Villa-Lobos’ Concerto Grosso is one of his last works, completed in 1959, the year of his death. It is a piece of great charm, beautifully written for the medium, as one would expect from the many other works involving wind instruments. The writing for the ‘concertino’ of four woodwind is wholly idiomatic, while the percussion add generous amounts of ‘local colour’ in the more fully scored moments.

All three movements are delightful; but the finale, a prelude and fugue, is particularly splendid, and brings some stunning playing from the RNCM musicians, especially in the fugue, with its jagged subject. Again the soloists distinguish themselves, with Sam Brough characterising his bassoon cadenza strongly, and Amy Roberts’ oboe tone shining throughout.

The title of the next piece, Rodrigo’s ‘Adagio’, is misleading; although it starts slowly, it has sections of tremendous vigour and impetus. The horn parts in the quick music prove a bridge too far for the young players – most professionals would be severely taxed by them – but the essential characteristic Spanish idiom still emerges strongly, and the work makes a powerful impact.
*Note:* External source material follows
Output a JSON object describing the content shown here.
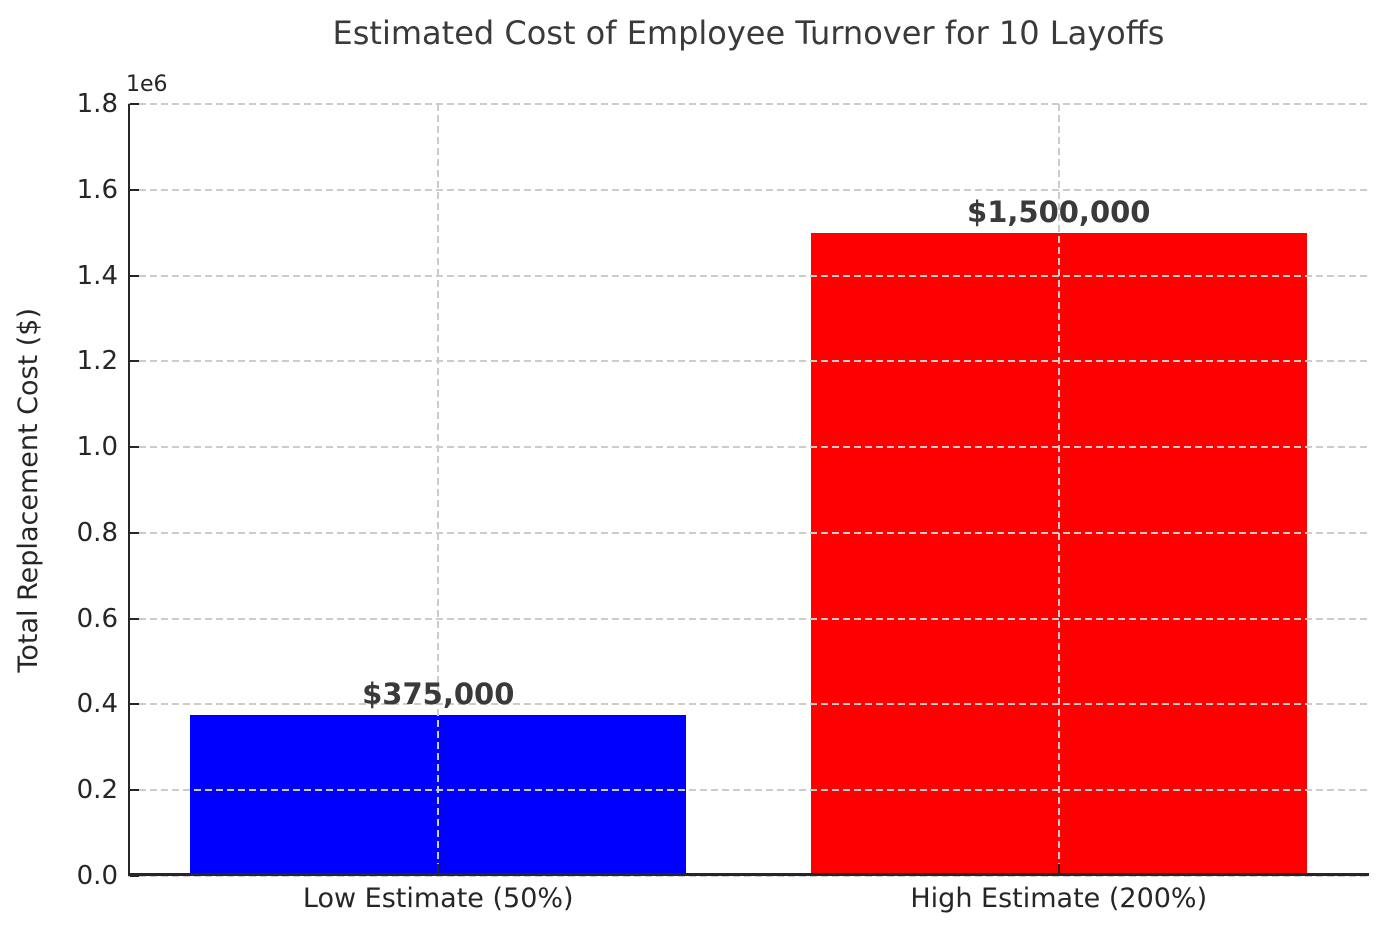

The Villa-Lobos piece that follows, the Fantasia em três movimentos of 1958 is the weightiest work in this collection. That’s’ not to say that this is ‘difficult’ music; the austerity of the opening Andante quasi Adagio is immediately offset by the quicksilver Allegretto scherzando that follows. The finale, a complex movement in several sections and tempi, brings a satisfying conclusion; this is music of real symphonic stature, and it’s very hard to understand why it was greeted with such apparent indifference in its first performance in Pittsburgh, such is the brilliance of Villa-Lobos’ command of this medium.
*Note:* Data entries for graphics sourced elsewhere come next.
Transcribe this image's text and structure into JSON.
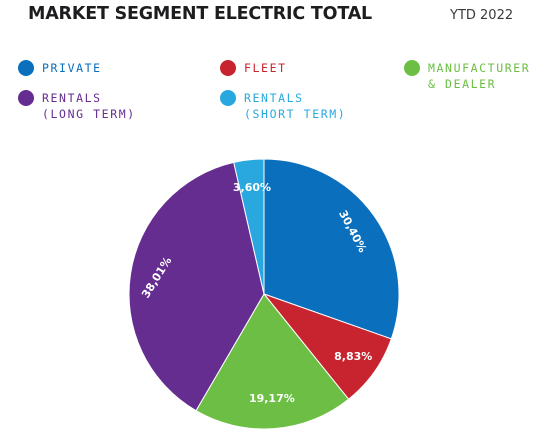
{
  "header": {
    "title": "MARKET SEGMENT ELECTRIC TOTAL",
    "subtitle": "YTD 2022"
  },
  "legend": [
    {
      "label": "PRIVATE",
      "color": "#0a6fbc"
    },
    {
      "label": "FLEET",
      "color": "#c8242f"
    },
    {
      "label": "MANUFACTURER\n& DEALER",
      "color": "#6cbf44"
    },
    {
      "label": "RENTALS\n(LONG TERM)",
      "color": "#662d91"
    },
    {
      "label": "RENTALS\n(SHORT TERM)",
      "color": "#29a8e0"
    }
  ],
  "chart_data": {
    "type": "pie",
    "title": "MARKET SEGMENT ELECTRIC TOTAL",
    "subtitle": "YTD 2022",
    "slices": [
      {
        "name": "PRIVATE",
        "value": 30.4,
        "label": "30,40%",
        "color": "#0a6fbc"
      },
      {
        "name": "FLEET",
        "value": 8.83,
        "label": "8,83%",
        "color": "#c8242f"
      },
      {
        "name": "MANUFACTURER & DEALER",
        "value": 19.17,
        "label": "19,17%",
        "color": "#6cbf44"
      },
      {
        "name": "RENTALS (LONG TERM)",
        "value": 38.01,
        "label": "38,01%",
        "color": "#662d91"
      },
      {
        "name": "RENTALS (SHORT TERM)",
        "value": 3.6,
        "label": "3,60%",
        "color": "#29a8e0"
      }
    ],
    "start": "12 o'clock",
    "direction": "clockwise",
    "legend_position": "top"
  }
}
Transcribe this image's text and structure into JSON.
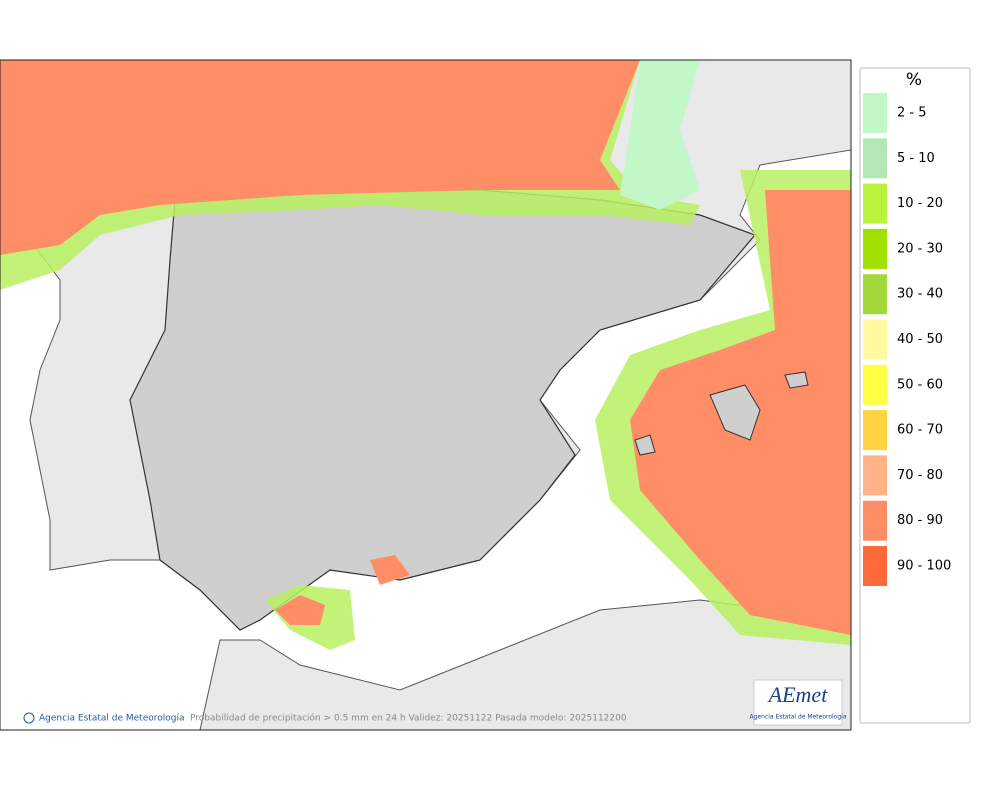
{
  "legend": {
    "title": "%",
    "items": [
      {
        "label": "2 - 5",
        "color": "#c2f7c8"
      },
      {
        "label": "5 - 10",
        "color": "#b3e8b6"
      },
      {
        "label": "10 - 20",
        "color": "#baf23c"
      },
      {
        "label": "20 - 30",
        "color": "#a2e000"
      },
      {
        "label": "30 - 40",
        "color": "#a3d83a"
      },
      {
        "label": "40 - 50",
        "color": "#fffaa0"
      },
      {
        "label": "50 - 60",
        "color": "#ffff44"
      },
      {
        "label": "60 - 70",
        "color": "#ffd342"
      },
      {
        "label": "70 - 80",
        "color": "#ffb386"
      },
      {
        "label": "80 - 90",
        "color": "#ff8d66"
      },
      {
        "label": "90 - 100",
        "color": "#ff6a3a"
      }
    ]
  },
  "footer": {
    "credit": "Agencia Estatal de Meteorología",
    "caption": "Probabilidad de precipitación > 0.5 mm en 24 h Validez: 20251122 Pasada modelo: 2025112200"
  },
  "logo": {
    "text": "AEmet",
    "subtitle": "Agencia Estatal de Meteorología"
  }
}
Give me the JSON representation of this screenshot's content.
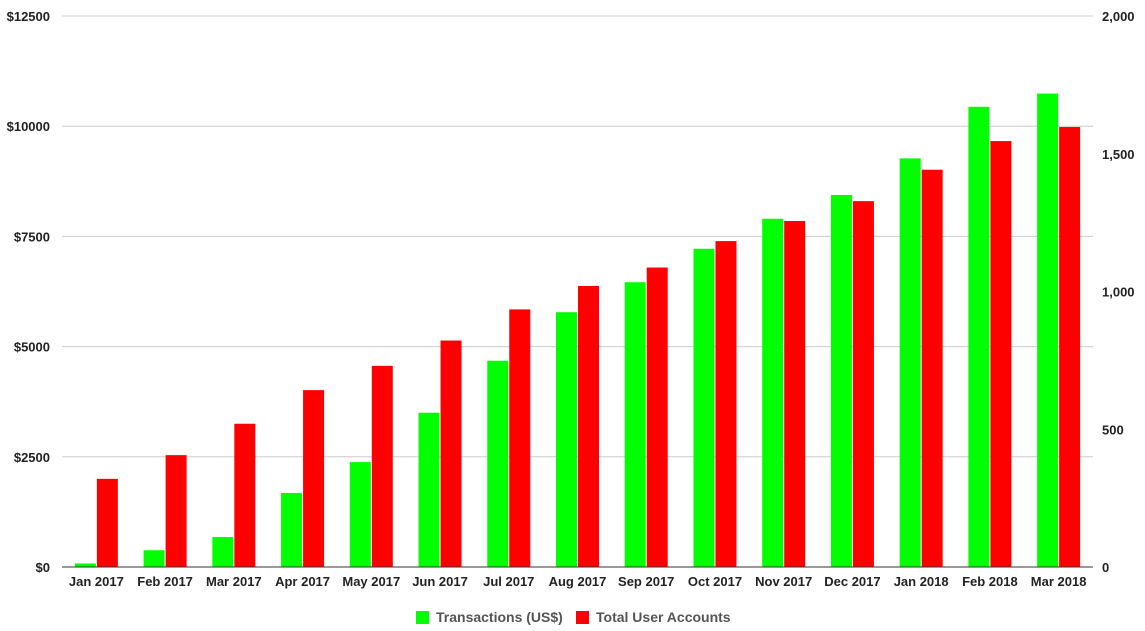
{
  "chart_data": {
    "type": "bar",
    "categories": [
      "Jan 2017",
      "Feb 2017",
      "Mar 2017",
      "Apr 2017",
      "May 2017",
      "Jun 2017",
      "Jul 2017",
      "Aug 2017",
      "Sep 2017",
      "Oct 2017",
      "Nov 2017",
      "Dec 2017",
      "Jan 2018",
      "Feb 2018",
      "Mar 2018"
    ],
    "series": [
      {
        "name": "Transactions (US$)",
        "axis": "left",
        "color": "#00ff00",
        "values": [
          80,
          380,
          680,
          1680,
          2380,
          3500,
          4680,
          5780,
          6460,
          7220,
          7900,
          8440,
          9270,
          10440,
          10740
        ]
      },
      {
        "name": "Total User Accounts",
        "axis": "right",
        "color": "#ff0000",
        "values": [
          320,
          406,
          520,
          642,
          730,
          822,
          935,
          1020,
          1087,
          1183,
          1256,
          1328,
          1442,
          1546,
          1597
        ]
      }
    ],
    "left_axis": {
      "ylim": [
        0,
        12500
      ],
      "ticks": [
        0,
        2500,
        5000,
        7500,
        10000,
        12500
      ],
      "tick_labels": [
        "$0",
        "$2500",
        "$5000",
        "$7500",
        "$10000",
        "$12500"
      ]
    },
    "right_axis": {
      "ylim": [
        0,
        2000
      ],
      "ticks": [
        0,
        500,
        1000,
        1500,
        2000
      ],
      "tick_labels": [
        "0",
        "500",
        "1,000",
        "1,500",
        "2,000"
      ]
    },
    "grid": true,
    "legend_position": "bottom"
  }
}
Carlos Chávez’ gloriously witty suite Chapultepec (named after the central park in Mexico City) is an utter treat to complete this fine disc. It consists of arrangements of music well-known to Chávez’ compatriots; a march – I believe ‘toe-tapping’ is the description I am straining for – by Codina; then a lachrymose waltz by Campodónico (Mexican waltz-maestro) with the RNCM trumpeters weeping through their instruments; and a final popular marching song of the Mexican Revolution. Written in 1935, this is hugely entertaining stuff, imbued with the same spirit that you find in Les Six or the works of the young Shostakovich.

Congratulations to all involved in this superb and enterprising issue, perhaps most of all to the brilliant young musicians of the RNCM. Manchester rules!